Is the US offensive buildup intended as a warning to Saddam Hussain not to harm the foreigners he is holding hostage? He has already scheduled their release.

Is the goal to relieve Kuwaitis from a brutal Iraqi military occupation? Why not reduce the military forces around Kuwait to purely defensive levels if Saddam Hussain accepts the presence of UN observers in Kuwait to halt violations of the Geneva conventions?

Few Americans question the wisdom of sending defensive forces to the Gulf.

The release of all foreign hostages and the introduction of UN observers to protect Kuwaitis under military occupation in exchange for the draw down of foreign forces to a size sufficient to protect Saudi Arabia, but not to attack Kuwait, seems a reasonable approach to preventing the accidental outbreak of war while we wait for the boycott and embargo to force Iraqi withdrawal, which in my opinion will occur very soon.
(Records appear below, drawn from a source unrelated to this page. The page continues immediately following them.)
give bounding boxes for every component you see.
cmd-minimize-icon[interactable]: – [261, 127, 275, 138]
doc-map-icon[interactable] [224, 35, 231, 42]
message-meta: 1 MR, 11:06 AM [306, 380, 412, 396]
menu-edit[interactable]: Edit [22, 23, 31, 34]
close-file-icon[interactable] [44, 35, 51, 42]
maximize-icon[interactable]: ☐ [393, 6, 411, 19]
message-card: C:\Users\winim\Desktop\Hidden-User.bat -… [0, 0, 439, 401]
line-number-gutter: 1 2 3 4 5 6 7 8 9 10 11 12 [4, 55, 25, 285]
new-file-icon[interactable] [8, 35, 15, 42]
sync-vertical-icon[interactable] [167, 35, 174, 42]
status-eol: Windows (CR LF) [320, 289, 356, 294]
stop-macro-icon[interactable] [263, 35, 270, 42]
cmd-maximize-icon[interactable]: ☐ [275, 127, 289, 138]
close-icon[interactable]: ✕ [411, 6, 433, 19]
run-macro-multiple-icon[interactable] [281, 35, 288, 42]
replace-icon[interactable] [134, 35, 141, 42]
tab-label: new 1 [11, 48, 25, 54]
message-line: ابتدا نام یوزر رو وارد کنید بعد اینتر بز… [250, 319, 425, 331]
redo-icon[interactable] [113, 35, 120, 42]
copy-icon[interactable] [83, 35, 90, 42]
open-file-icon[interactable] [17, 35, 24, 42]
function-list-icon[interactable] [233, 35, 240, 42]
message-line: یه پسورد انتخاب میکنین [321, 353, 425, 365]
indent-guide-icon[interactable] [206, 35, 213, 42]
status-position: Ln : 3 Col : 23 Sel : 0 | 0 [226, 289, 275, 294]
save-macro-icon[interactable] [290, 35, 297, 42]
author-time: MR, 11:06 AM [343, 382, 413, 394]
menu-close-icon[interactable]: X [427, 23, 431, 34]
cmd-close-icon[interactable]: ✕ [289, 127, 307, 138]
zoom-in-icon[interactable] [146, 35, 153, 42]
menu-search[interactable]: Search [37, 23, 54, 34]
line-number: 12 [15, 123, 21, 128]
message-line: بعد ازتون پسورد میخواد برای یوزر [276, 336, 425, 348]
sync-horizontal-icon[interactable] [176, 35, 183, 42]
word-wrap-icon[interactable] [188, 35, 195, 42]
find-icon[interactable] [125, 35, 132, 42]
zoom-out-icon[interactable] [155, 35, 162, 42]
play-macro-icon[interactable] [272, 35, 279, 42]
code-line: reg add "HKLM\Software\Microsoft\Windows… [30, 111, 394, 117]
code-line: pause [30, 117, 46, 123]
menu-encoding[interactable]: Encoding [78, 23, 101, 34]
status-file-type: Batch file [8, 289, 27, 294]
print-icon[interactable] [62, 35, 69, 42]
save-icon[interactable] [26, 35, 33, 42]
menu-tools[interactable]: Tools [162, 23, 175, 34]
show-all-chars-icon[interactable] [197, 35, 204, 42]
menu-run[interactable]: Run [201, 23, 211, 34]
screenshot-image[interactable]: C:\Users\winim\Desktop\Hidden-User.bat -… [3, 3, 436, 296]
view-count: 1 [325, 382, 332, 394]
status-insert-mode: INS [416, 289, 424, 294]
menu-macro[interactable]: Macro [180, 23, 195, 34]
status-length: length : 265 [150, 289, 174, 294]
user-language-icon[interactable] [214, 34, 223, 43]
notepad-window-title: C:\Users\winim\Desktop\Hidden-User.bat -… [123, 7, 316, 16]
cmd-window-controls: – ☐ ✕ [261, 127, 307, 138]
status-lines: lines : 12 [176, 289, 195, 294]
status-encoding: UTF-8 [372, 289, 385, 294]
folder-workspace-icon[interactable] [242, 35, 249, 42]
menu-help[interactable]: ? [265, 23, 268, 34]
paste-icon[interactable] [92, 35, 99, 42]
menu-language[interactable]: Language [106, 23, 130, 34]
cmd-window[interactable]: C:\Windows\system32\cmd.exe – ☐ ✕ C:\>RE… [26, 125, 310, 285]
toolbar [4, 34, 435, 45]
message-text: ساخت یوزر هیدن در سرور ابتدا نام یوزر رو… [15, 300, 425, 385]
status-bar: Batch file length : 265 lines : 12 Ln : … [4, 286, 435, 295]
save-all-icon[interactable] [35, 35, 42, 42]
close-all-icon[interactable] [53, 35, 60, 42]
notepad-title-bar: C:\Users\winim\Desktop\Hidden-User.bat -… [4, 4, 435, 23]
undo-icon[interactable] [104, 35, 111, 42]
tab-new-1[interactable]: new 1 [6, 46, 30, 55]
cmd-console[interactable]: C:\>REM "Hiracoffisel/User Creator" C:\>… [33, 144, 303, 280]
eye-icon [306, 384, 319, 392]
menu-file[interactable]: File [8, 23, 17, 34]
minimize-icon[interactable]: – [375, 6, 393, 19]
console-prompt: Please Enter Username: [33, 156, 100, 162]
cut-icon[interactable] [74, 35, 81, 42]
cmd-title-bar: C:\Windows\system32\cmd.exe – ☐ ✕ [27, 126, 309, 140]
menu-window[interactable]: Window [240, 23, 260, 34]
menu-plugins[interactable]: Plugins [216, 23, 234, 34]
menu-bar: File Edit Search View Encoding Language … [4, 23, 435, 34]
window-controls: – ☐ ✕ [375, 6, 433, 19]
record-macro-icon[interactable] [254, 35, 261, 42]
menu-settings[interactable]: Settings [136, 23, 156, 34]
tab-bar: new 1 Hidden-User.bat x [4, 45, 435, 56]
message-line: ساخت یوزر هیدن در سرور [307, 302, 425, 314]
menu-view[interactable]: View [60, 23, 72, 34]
It also would reduce the huge foreign military presence in the area, which is a source of concern to traditional Muslims in many parts of the world. Further, it would enable the US to initiate a policy of troop rotation, ending what seems to be the major morale problem among US forces.
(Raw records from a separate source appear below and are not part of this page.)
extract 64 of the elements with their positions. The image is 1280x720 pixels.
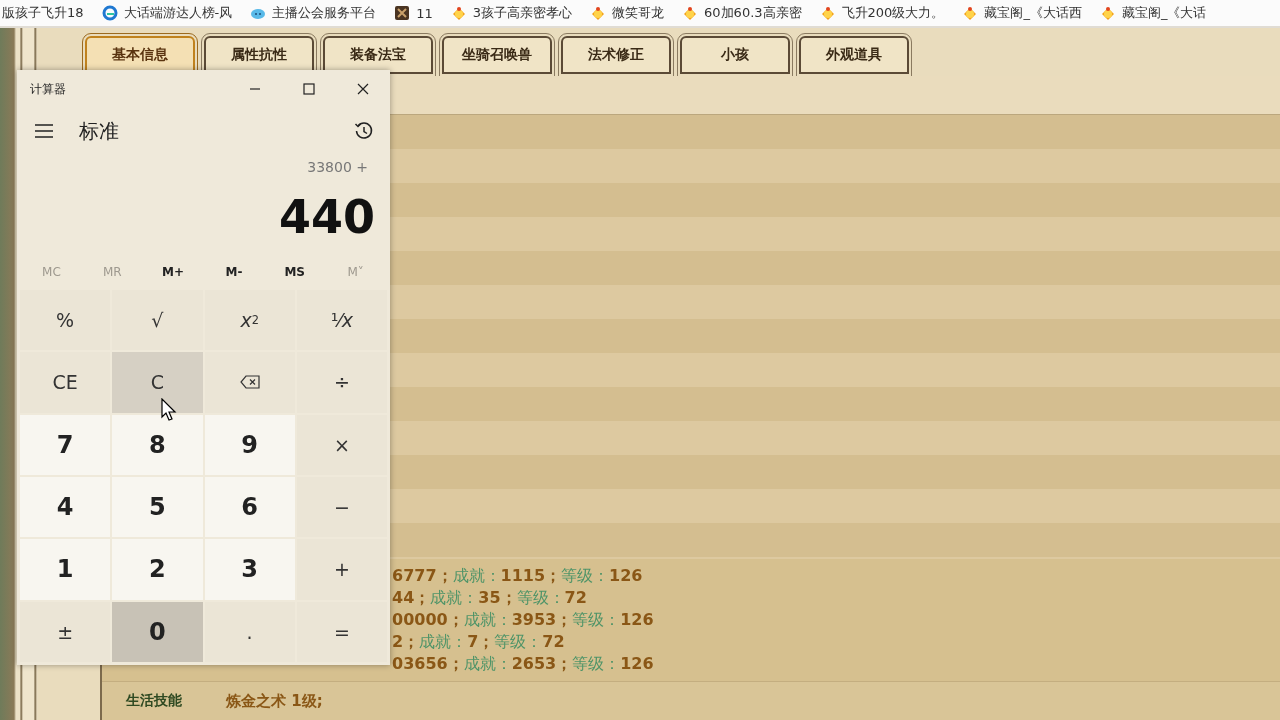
bookmark-link[interactable]: 3孩子高亲密孝心 — [450, 4, 573, 22]
bookmark-link[interactable]: 版孩子飞升18 — [2, 4, 84, 22]
calculator-key[interactable]: √ — [112, 290, 203, 351]
bookmark-link[interactable]: 大话端游达人榜-风 — [101, 4, 233, 22]
calculator-key[interactable]: 1 — [20, 539, 111, 600]
chick-icon — [962, 5, 979, 21]
calculator-key[interactable]: 5 — [112, 477, 203, 538]
chick-icon — [590, 5, 607, 21]
globe-icon — [101, 5, 118, 21]
bookmark-link[interactable]: 60加60.3高亲密 — [682, 4, 802, 22]
calculator-key[interactable]: − — [296, 477, 387, 538]
bookmark-link[interactable]: 飞升200级大力。 — [819, 4, 945, 22]
memory-button[interactable]: MS — [264, 254, 326, 290]
calculator-key[interactable]: ÷ — [296, 352, 387, 413]
info-line: 44；成就：35；等级：72 — [392, 587, 588, 609]
calculator-key[interactable]: C — [112, 352, 203, 413]
backspace-key[interactable] — [204, 352, 295, 413]
calculator-key[interactable]: ± — [20, 601, 111, 662]
calculator-key[interactable]: . — [204, 601, 295, 662]
game-icon — [394, 5, 411, 21]
history-icon — [354, 121, 374, 141]
skill-label: 生活技能 — [126, 692, 182, 710]
calculator-key[interactable]: 6 — [204, 477, 295, 538]
calculator-key[interactable]: 9 — [204, 414, 295, 475]
menu-icon — [35, 124, 53, 138]
backspace-icon — [239, 375, 260, 390]
chick-icon — [682, 5, 699, 21]
bookmark-link[interactable]: 11 — [394, 5, 433, 21]
cursor-icon — [161, 398, 177, 422]
bookmark-link[interactable]: 主播公会服务平台 — [250, 4, 377, 22]
info-line: 03656；成就：2653；等级：126 — [392, 653, 655, 675]
window-title: 计算器 — [30, 80, 66, 98]
calculator-key[interactable]: 0 — [112, 601, 203, 662]
mode-title: 标准 — [79, 117, 119, 145]
calculator-key[interactable]: 8 — [112, 414, 203, 475]
display-value: 440 — [277, 189, 376, 246]
tab[interactable]: 装备法宝 — [323, 36, 433, 74]
calculator-key[interactable]: CE — [20, 352, 111, 413]
bookmark-link[interactable]: 微笑哥龙 — [590, 4, 665, 22]
calculator-key[interactable]: 2 — [112, 539, 203, 600]
close-icon — [357, 83, 369, 95]
calculator-key[interactable]: 3 — [204, 539, 295, 600]
calculator-key[interactable]: = — [296, 601, 387, 662]
calculator-key[interactable]: + — [296, 539, 387, 600]
calculator-key[interactable]: % — [20, 290, 111, 351]
calculator-key[interactable]: x$^{2}$ — [204, 290, 295, 351]
tab[interactable]: 法术修正 — [561, 36, 671, 74]
expression-text: 33800 + — [306, 158, 369, 177]
maximize-icon — [303, 83, 315, 95]
bookmark-link[interactable]: 藏宝阁_《大话西 — [962, 4, 1082, 22]
calculator-key[interactable]: ¹⁄x — [296, 290, 387, 351]
bookmark-link[interactable]: 藏宝阁_《大话 — [1099, 4, 1207, 22]
memory-button[interactable]: M- — [203, 254, 265, 290]
skill-value: 炼金之术 1级; — [226, 691, 323, 711]
info-line: 6777；成就：1115；等级：126 — [392, 565, 644, 587]
tab[interactable]: 外观道具 — [799, 36, 909, 74]
calculator-key[interactable]: × — [296, 414, 387, 475]
info-line: 2；成就：7；等级：72 — [392, 631, 566, 653]
info-line: 00000；成就：3953；等级：126 — [392, 609, 655, 631]
calculator-key[interactable]: 7 — [20, 414, 111, 475]
tab[interactable]: 小孩 — [680, 36, 790, 74]
memory-button[interactable]: M+ — [142, 254, 204, 290]
tab[interactable]: 坐骑召唤兽 — [442, 36, 552, 74]
calculator-key[interactable]: 4 — [20, 477, 111, 538]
The fact that the administration has not welcomed such suggestions gives rise to suspicion that it may have another goal.
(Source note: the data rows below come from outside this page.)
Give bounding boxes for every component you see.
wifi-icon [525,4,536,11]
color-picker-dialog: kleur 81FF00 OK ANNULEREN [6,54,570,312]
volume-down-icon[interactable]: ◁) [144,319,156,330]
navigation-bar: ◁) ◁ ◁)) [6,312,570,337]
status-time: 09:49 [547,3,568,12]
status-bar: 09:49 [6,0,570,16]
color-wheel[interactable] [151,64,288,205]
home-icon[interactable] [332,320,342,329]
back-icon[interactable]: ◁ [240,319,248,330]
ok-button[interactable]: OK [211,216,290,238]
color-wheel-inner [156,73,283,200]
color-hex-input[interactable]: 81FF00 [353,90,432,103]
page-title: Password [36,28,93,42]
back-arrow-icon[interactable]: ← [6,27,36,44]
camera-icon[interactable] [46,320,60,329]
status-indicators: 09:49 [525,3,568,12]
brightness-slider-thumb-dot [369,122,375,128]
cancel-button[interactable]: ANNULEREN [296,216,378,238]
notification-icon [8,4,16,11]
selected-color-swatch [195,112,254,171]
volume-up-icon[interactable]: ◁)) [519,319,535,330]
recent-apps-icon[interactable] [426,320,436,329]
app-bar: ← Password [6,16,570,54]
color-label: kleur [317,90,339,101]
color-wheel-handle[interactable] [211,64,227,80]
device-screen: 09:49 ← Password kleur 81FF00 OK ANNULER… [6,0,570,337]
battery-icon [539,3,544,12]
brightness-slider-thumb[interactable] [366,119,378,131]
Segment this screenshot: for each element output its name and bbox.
This goal, never articulated by the US but frequently advocated by Israel and its supporters in the US media, involves an immediate military attack to bring down the Iraqi government.

The Israeli government's interest in this course is obvious. It wants Iraq stripped of its army and whatever weapons of mass destruction it may possess so that they cannot later be deployed against Israel. Removing this threat also would remove some of the pressure on Israel to trade land for peace with its Arab neighbors, as the US has been urging it to do since 1967.

Few Americans are convinced, however, that it is necessary for the United States to go to war to remove weapons of mass destruction from the area, or to protect Israel. Both objectives can be accomplished more effectively by peaceful means.

Iraq has not yet developed nuclear weapons. Iraq does, however, possess chemical weapons. If the US wishes to remove all weapons of mass destruction from the Mideast, it should propose a treaty, strictly enforced with on-site inspections, to ban both nuclear and chemical weapons from the area. If Israel were included in this treaty, all Arab states would almost certainly sign on, with relief.

And then why not agree to a comprehensive peace conference called under United Nations auspices to consider all outstanding UN Security Council resolutions pertaining to the Middle East? It could deal with banning of weapons of mass destruction and protection of civilians under military occupation.

Most of the world is just as concerned about the protection of Palestinians under Israeli military occupation as protection of Kuwaitis under Iraqi military occupation.

Supporting a Security Council resolution to put UN observers into both places would go a very long way toward solving all of the problems faced by the United States in holding together our Arab and European allies while we wait for economic measures to do their work.

All this would provide a welcome signal to the American people that our stand in the Mideast is one of principle, not solely of political or economic expediency. That would signal all Americans and the world that, when US troops come home, they will have left behind a Mideast that is more secure and more stable than when they arrived, rather than a Mideast in ruins.

The foregoing is condensed from testimony by Richard H. Curtiss, editor of the Washington Report on Middle East Affairs, at a Nov. 27 hearing by the House Committee on Banking, Finance and Urban Affairs on the economic impact of the Gulf crisis.